The course has not had many alterations since Donald Ross' second re-design. In the mid-20th century, The Guardian commented that Brae Burn had not changed in decades. In 1978, The Boston Globe noted that the length of all of the individual holes "has been unchanged for more than half a century." In the late 20th century, club pro Mickey Lane confirmed that the club had not changed much. "The place still has the feel and the look that it did years ago, with a few minor changes," he said. One of the "minor changes" occurred in the 1960s. Noted local architect Geoffrey Cornish made some modifications, especially improving the 11th green. In addition, in 1990s the No. 2 course went under a series of renovations, especially the construction of cart paths. To correspond with club's Scottish influence, the No. 2 was renamed the Highlands Course. These changes have largely met with praise. For most of the late 20th century, the course was referenced as one of the top ten courses in the state by Golf Digest.

In 1997, Brae Burn celebrated its 100th anniversary. A book was published by members to commemorate the anniversary. It is entitled Brae Burn Country Club, 1897−1997 Centenary: 100 Years of Golf and Family Life. In addition, the USGA elected Brae Burn as the host for the U.S. Women's Amateur that year to honor the centenary. Italy's Silvia Cavalleri won defeating Robin Burke 5 & 4 in the finals. She became the first Italian to win the event.
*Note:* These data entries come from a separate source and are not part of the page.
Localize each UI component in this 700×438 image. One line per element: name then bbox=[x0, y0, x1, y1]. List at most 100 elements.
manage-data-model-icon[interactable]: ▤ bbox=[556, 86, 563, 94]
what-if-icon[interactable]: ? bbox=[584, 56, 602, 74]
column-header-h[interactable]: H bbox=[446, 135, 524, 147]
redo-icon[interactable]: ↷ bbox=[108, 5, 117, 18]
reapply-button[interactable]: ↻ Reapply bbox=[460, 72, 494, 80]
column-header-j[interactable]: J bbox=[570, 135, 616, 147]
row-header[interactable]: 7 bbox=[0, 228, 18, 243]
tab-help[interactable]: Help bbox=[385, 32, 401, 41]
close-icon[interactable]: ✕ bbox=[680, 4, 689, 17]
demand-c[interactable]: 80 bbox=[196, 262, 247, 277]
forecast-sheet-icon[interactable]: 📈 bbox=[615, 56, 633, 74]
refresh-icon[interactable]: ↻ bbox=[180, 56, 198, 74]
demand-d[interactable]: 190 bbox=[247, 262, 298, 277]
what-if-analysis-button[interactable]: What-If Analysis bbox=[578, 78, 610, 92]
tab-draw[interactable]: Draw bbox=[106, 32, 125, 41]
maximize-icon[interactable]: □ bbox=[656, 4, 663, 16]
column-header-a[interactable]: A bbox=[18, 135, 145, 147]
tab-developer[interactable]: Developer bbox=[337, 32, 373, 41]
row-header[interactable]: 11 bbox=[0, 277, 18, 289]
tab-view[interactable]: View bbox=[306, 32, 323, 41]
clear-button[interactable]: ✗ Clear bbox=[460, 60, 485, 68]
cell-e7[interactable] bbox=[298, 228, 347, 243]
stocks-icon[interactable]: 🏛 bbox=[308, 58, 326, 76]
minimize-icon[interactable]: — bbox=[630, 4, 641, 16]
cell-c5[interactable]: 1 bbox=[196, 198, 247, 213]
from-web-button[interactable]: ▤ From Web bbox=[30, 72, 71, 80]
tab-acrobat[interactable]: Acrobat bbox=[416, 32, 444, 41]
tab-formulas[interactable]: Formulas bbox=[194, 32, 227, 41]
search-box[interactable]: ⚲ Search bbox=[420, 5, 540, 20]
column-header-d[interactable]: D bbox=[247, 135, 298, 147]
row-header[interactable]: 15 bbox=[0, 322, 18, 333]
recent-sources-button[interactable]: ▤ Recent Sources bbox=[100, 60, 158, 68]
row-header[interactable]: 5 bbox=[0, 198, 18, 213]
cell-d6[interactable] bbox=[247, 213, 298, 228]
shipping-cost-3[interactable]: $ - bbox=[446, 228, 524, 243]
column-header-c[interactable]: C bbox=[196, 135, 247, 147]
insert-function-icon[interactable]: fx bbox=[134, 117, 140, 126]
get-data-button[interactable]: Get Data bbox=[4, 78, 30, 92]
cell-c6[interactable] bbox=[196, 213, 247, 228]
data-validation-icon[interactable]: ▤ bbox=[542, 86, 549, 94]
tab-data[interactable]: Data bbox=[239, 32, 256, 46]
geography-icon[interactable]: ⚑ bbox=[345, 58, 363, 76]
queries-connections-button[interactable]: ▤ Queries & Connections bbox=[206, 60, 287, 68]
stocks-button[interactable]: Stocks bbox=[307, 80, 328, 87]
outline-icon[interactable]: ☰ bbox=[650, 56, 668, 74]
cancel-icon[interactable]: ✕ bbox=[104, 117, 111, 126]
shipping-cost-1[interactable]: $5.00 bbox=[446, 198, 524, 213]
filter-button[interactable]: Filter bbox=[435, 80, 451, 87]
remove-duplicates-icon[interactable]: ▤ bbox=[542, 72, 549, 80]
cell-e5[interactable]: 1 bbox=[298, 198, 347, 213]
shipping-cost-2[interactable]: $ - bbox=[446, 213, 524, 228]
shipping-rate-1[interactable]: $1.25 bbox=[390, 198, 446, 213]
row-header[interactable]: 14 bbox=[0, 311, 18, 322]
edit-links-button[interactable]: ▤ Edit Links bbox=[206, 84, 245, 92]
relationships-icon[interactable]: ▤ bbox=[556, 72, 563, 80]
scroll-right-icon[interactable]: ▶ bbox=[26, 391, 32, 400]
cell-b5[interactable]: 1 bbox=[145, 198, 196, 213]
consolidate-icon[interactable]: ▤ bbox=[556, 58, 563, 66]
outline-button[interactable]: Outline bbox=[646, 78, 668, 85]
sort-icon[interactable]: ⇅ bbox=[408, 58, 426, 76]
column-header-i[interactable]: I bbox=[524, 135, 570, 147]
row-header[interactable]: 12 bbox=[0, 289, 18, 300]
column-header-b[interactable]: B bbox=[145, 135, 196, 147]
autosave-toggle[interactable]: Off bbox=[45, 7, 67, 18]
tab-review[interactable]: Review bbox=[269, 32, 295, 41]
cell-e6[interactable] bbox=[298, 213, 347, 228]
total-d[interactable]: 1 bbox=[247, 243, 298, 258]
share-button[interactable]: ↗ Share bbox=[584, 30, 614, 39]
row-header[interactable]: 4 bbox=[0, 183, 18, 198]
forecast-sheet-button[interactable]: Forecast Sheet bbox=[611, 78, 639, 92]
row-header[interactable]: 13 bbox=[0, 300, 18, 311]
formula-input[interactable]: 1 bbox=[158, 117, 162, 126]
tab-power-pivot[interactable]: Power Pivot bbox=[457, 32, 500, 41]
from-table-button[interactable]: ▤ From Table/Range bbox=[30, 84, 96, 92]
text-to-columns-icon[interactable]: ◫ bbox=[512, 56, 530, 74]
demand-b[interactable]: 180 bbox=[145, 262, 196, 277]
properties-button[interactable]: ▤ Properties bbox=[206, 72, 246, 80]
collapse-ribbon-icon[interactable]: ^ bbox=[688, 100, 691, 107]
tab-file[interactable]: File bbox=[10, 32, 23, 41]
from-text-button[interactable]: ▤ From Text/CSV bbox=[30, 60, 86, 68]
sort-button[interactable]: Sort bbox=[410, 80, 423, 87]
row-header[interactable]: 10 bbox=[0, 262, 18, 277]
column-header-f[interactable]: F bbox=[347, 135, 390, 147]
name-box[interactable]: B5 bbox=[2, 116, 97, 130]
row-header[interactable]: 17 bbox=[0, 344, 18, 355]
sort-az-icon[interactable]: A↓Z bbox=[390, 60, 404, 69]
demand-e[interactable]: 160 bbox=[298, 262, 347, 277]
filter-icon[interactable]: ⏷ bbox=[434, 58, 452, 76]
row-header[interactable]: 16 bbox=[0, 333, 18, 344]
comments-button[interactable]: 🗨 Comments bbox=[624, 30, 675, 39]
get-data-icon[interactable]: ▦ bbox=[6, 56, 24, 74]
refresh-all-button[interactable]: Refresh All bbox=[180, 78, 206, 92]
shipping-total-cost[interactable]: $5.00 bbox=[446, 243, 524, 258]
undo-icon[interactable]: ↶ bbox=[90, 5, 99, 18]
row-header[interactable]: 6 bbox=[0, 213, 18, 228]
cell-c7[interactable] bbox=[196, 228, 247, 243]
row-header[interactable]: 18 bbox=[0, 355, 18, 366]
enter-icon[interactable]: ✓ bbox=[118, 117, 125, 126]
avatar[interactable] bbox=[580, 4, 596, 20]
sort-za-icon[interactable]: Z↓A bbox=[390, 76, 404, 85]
In the early 21st century, however, there has been a controversy concerning "generous tax breaks" the club has allegedly received from the Commonwealth of Massachusetts. The Boston Globe reported that, in 2022, the club received $600,000 worth of tax exemptions from the state. The mayor of Newton, Ruthanne Fuller, was looking into the issue. She stated, "the level of abatement that state law currently allows deserves a second look." Brae Burn, however, has noted that its tax exempt status is legal under the Commonwealth's laws, specifically under Title IX, Chapter61B, a chapter pertaining to the "Classification and Taxation of Recreational Land." The first section of this chapter refers to territories greater "than five acres in area shall be deemed to be recreational land" if the territory is maintained "in a landscaped or pasture condition." A number of recreational activities, including "golfing," meet this criteria. Brae Burn has noted that it has been "Tax-exempt since Aug. 1934." Brae Burn's tax exempt status is available to the public.